If you don’t have land or outside space, or you want to compost more quickly, consider worm composting, or vermicomposting. It’s a fairly straightforward process, requiring specialized worms (usually red wigglers), a container that provides air for the worms, some carbon-rich materials such as shredded newspaper and, finally, food scraps.

“In some ways, it can be easier,” says Platt. “You can do it in your apartment, you don’t have to worry about fall leaves, you can just do it with newsprint, and you can have vermicompost ready within 30 days. And it is just orders of magnitude more fertile, more beneficial than hot compost.”

Despite these benefits, keep in mind that worm composting is generally a smaller operation because you are constrained by how much the worms can eat each day. For an apartment bin, Platt suggests starting with one pound of worms — around 1,000 worms — which will eat about 20 percent of their weight a day, or two ounces.

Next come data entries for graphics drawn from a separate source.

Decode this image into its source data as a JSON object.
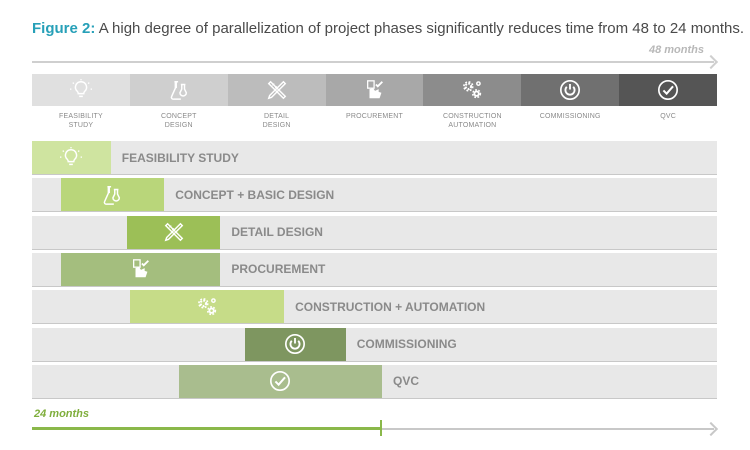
{
  "caption": {
    "prefix": "Figure 2:",
    "text": "A high degree of parallelization of project phases significantly reduces time from 48 to 24 months."
  },
  "timeline": {
    "top_label": "48 months",
    "bottom_label": "24 months"
  },
  "phases": [
    {
      "label": "FEASIBILITY\nSTUDY",
      "icon": "lightbulb-icon",
      "color": "#e0e0e0"
    },
    {
      "label": "CONCEPT\nDESIGN",
      "icon": "flask-icon",
      "color": "#cfcfcf"
    },
    {
      "label": "DETAIL\nDESIGN",
      "icon": "ruler-pencil-icon",
      "color": "#bcbcbc"
    },
    {
      "label": "PROCUREMENT",
      "icon": "hand-check-icon",
      "color": "#a8a8a8"
    },
    {
      "label": "CONSTRUCTION\nAUTOMATION",
      "icon": "gears-icon",
      "color": "#8c8c8c"
    },
    {
      "label": "COMMISSIONING",
      "icon": "power-icon",
      "color": "#707070"
    },
    {
      "label": "QVC",
      "icon": "check-circle-icon",
      "color": "#555555"
    }
  ],
  "gantt": [
    {
      "label": "FEASIBILITY STUDY",
      "start": 0,
      "end": 0.115,
      "color": "#cfe4a0"
    },
    {
      "label": "CONCEPT + BASIC DESIGN",
      "start": 0.042,
      "end": 0.193,
      "color": "#b9d67a"
    },
    {
      "label": "DETAIL DESIGN",
      "start": 0.139,
      "end": 0.275,
      "color": "#9cbf57"
    },
    {
      "label": "PROCUREMENT",
      "start": 0.042,
      "end": 0.275,
      "color": "#a4be7e"
    },
    {
      "label": "CONSTRUCTION + AUTOMATION",
      "start": 0.143,
      "end": 0.368,
      "color": "#c6dc88"
    },
    {
      "label": "COMMISSIONING",
      "start": 0.311,
      "end": 0.458,
      "color": "#7e9660"
    },
    {
      "label": "QVC",
      "start": 0.214,
      "end": 0.511,
      "color": "#a9bd8e"
    }
  ]
}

Additionally, worms shouldn’t be fed citrus, onions and garlic, or the peels of all three, or meat and bones. As the worms multiply, you will be able to feed them more scraps per day, but depending on the amount of and items in your daily cooking, it’s likely vermicomposting won’t entirely eliminate your food waste.

For other options for limited space, Tobias suggests dropping compost off at a local composting center or finding a neighborhood area to start a shared composting system. “If you have access to a community garden, you could try and collaborate with the members to set up a composting system,” says Tobias. She also suggests bokashi, a Japanese system that uses fermentation to process food waste into a high nutrient liquid you can use like fertilizer.

Get Educated

Both Platt and Tobias say that with composting, you just need to get started and troubleshoot the process. But if you want more resources on how to compost, Platt recommends checking out a webinar on the Institute for Local Self-Reliance’s website, along with Rhonda Sherman’s book “The Worm Farmer’s Handbook” and her other resources on worm composting. Tobias is a student of Dr. Elaine Ingham and suggests Ingham’s website, Soil Food Web, as a resource, as well as New Mexico State University researcher David Johnson’s work. FoodPrint also has a comprehensive guide to getting started with both hot composting and vermicomposting.

How to Use Compost

Once you’ve made compost, you’ve got to decide what to do with it. Some folks compost as a way to get rid of food waste, while avid gardeners compost in order to have that rich, soil additive. “If you are not going to use it, maybe you have a neighbor or somebody that wants it,” says Platt. “But you can use it as mulch, you can use it to amend your soil, you can use it for houseplants, so there are lots of good uses for it.” If you are using a closed container system, such as a worm bin, a compost tumbler or a compost bin, eventually the pile will outsize its space and you will need to use the compost and start fresh. But if you have a large space of land, you can also compost continuously, watching the pile grow and your food waste shrink.